Die folgenden „Kindergedichte“ von Francesco Micieli sind gelungene poetische Unternehmungen, die eine reflektierte Erwachsenensicht mit der unmittelbaren kindlichen Orientierungsfähigkeit verknüpfen, wobei die erstere nur so etwas wie einen dienenden Rahmen für die Gedichte abgibt:
„Gott ist ein Plüschtier / Heute und es starrt dich an / Gerne würdest du fragen, wie / Er die Welt in sieben Tagen, / aber der Respekt verbietet / Es dir und als deine Mutter kommt / Und dich fragt, weshalb / Du das Plüschtier so anstarrst / Willst du Gott nicht verraten. / Ich lege es mal in den Tierschrank / Sagt sie und du siehst genau / Wie Gott aus dem Tier verschwindet.“
Norbert Lange führt die Leserschaft mit seinem mehrteiligen Gedicht „Ornithophanie“ in eine Art anthropologische Reflexion über Erdenschwere und das Sich-Aufschwingen, in denen Zeit und Raum neue und unerwartete Verbindungen eingehen:
„Tagnacht, Innenaußen // Und sind wir von / Federn? So sitzen vor Feuern, / Schmuck und Birkenrinde, / treten wir aus langer Nacht / ins Zelt: die Röte unserer Lider / zeugt von einer Dosis Medizin, / als spielte jemand mit uns / seit Frühzeit Videospiele“
Nach Maarten Inghels' „Lorem Ipsum“, einem von Patrick Wilden aus dem Niederländischen übersetzten feinsinnigen Prosagedicht über Anekdoten und Aphorismen zum Thema Buch bewegt sich die Leserschaft im „Ostragehege“ nun auf den ersten reinen Prosatext zu, Katrin Teiners „Auf einem Bein ins Innere“, in welchem ein kleiner Junge aus Armenien versucht, wegen eines sprachlichen Missverständnisses mit der Berliner S-Bahn in sein kaukasisches Heimatdorf zurückzufahren – empathisch, jedoch gänzlich ohne irgendeine Form von Larmoyanz.

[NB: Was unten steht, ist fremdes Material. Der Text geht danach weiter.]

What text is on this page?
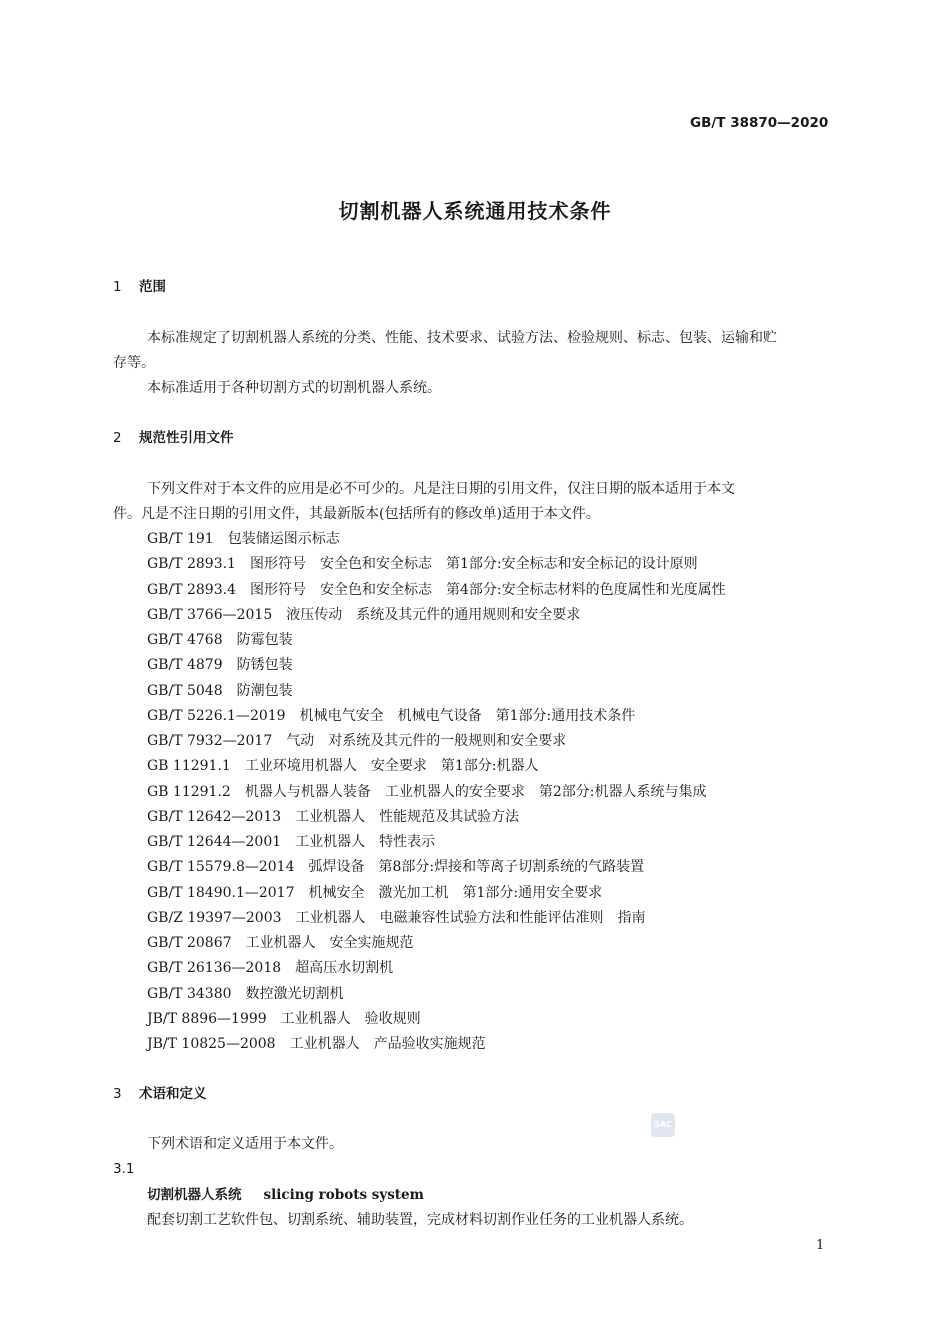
GB/T 38870—2020
切割机器人系统通用技术条件
1 范围
本标准规定了切割机器人系统的分类、性能、技术要求、试验方法、检验规则、标志、包装、运输和贮
存等。
本标准适用于各种切割方式的切割机器人系统。
2 规范性引用文件
下列文件对于本文件的应用是必不可少的。凡是注日期的引用文件，仅注日期的版本适用于本文
件。凡是不注日期的引用文件，其最新版本(包括所有的修改单)适用于本文件。
GB/T 191　包装储运图示标志
GB/T 2893.1　图形符号　安全色和安全标志　第1部分:安全标志和安全标记的设计原则
GB/T 2893.4　图形符号　安全色和安全标志　第4部分:安全标志材料的色度属性和光度属性
GB/T 3766—2015　液压传动　系统及其元件的通用规则和安全要求
GB/T 4768　防霉包装
GB/T 4879　防锈包装
GB/T 5048　防潮包装
GB/T 5226.1—2019　机械电气安全　机械电气设备　第1部分:通用技术条件
GB/T 7932—2017　气动　对系统及其元件的一般规则和安全要求
GB 11291.1　工业环境用机器人　安全要求　第1部分:机器人
GB 11291.2　机器人与机器人装备　工业机器人的安全要求　第2部分:机器人系统与集成
GB/T 12642—2013　工业机器人　性能规范及其试验方法
GB/T 12644—2001　工业机器人　特性表示
GB/T 15579.8—2014　弧焊设备　第8部分:焊接和等离子切割系统的气路装置
GB/T 18490.1—2017　机械安全　激光加工机　第1部分:通用安全要求
GB/Z 19397—2003　工业机器人　电磁兼容性试验方法和性能评估准则　指南
GB/T 20867　工业机器人　安全实施规范
GB/T 26136—2018　超高压水切割机
GB/T 34380　数控激光切割机
JB/T 8896—1999　工业机器人　验收规则
JB/T 10825—2008　工业机器人　产品验收实施规范
3 术语和定义
SAC
下列术语和定义适用于本文件。
3.1
切割机器人系统 slicing robots system
配套切割工艺软件包、切割系统、辅助装置，完成材料切割作业任务的工业机器人系统。
1
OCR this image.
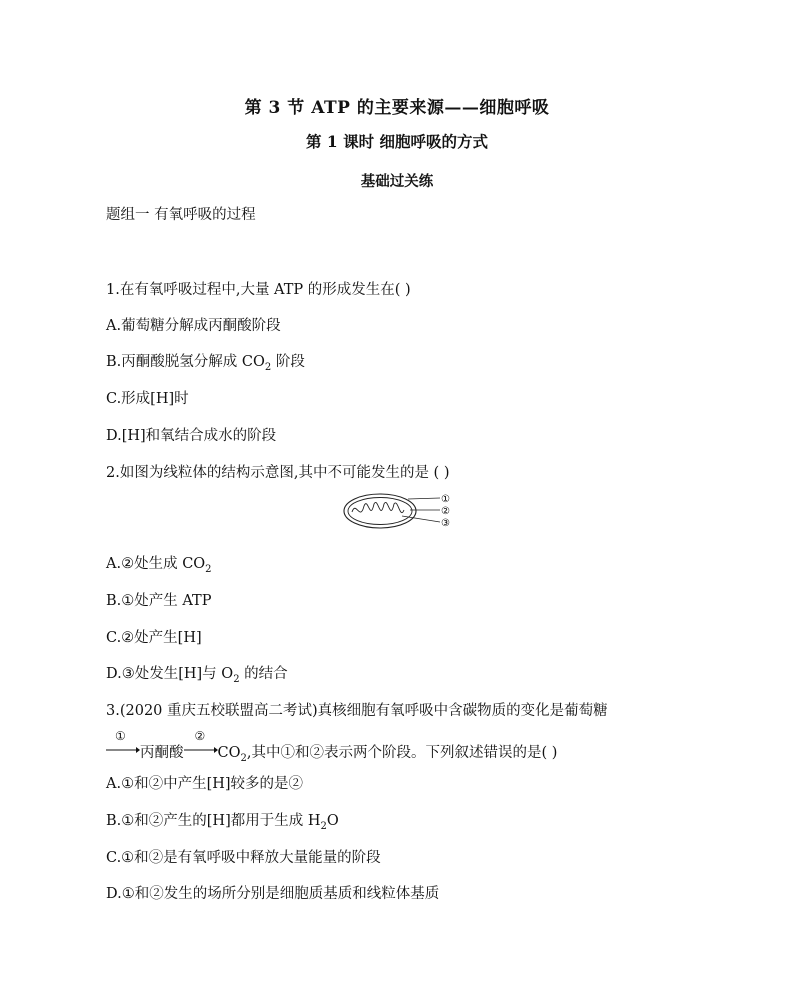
第 3 节 ATP 的主要来源——细胞呼吸
第 1 课时 细胞呼吸的方式
基础过关练
题组一 有氧呼吸的过程
1.在有氧呼吸过程中,大量 ATP 的形成发生在( )
A.葡萄糖分解成丙酮酸阶段
B.丙酮酸脱氢分解成 $CO_2$ 阶段
C.形成[H]时
D.[H]和氧结合成水的阶段
2.如图为线粒体的结构示意图,其中不可能发生的是 ( )
①
②
③
A.②处生成 $CO_2$
B.①处产生 ATP
C.②处产生[H]
D.③处发生[H]与 $O_2$ 的结合
3.(2020 重庆五校联盟高二考试)真核细胞有氧呼吸中含碳物质的变化是葡萄糖
①
丙酮酸
②
$CO_2$,其中①和②表示两个阶段。下列叙述错误的是( )
A.①和②中产生[H]较多的是②
B.①和②产生的[H]都用于生成 $H_2O$
C.①和②是有氧呼吸中释放大量能量的阶段
D.①和②发生的场所分别是细胞质基质和线粒体基质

Das folgende Interview mit dem Autor, Verleger und Übersetzer Viktor Kalinke über den chinesischen Philosophen Zhuangzi führte Axel Helbig im Februar dieses Jahres. Nicht nur Kalinkes 2017 nach sieben Jahren editorisch anspruchsvollster Arbeit herausgegebene Neufassung der Texte dieses neben Laozi wichtigsten Vertreters des altchinesischen Daoismus ist Gegenstand des Gespräches, vielmehr wird auch einem nur wenig sinologisch vorgeprägten Lesepublikum ein kulturwissenschaftlich hochinteressanter Abriss über die wichtigsten Elemente der chinesischen Philosophie und ihrem Einfluss auf westliches Denken sowie den Klippen und Tücken des Übersetzens geboten. Bemerkenswert ist, dass Kalinke selbst eigentlich kein Sinologe ist, sondern ursprünglich von der Psychologie und der Mathematik herkommt – ein Umstand, der in diesem glücklichen Fall geeignet ist, der einschlägigen Forschung wertvolle interdisziplinäre Impulse zu verleihen.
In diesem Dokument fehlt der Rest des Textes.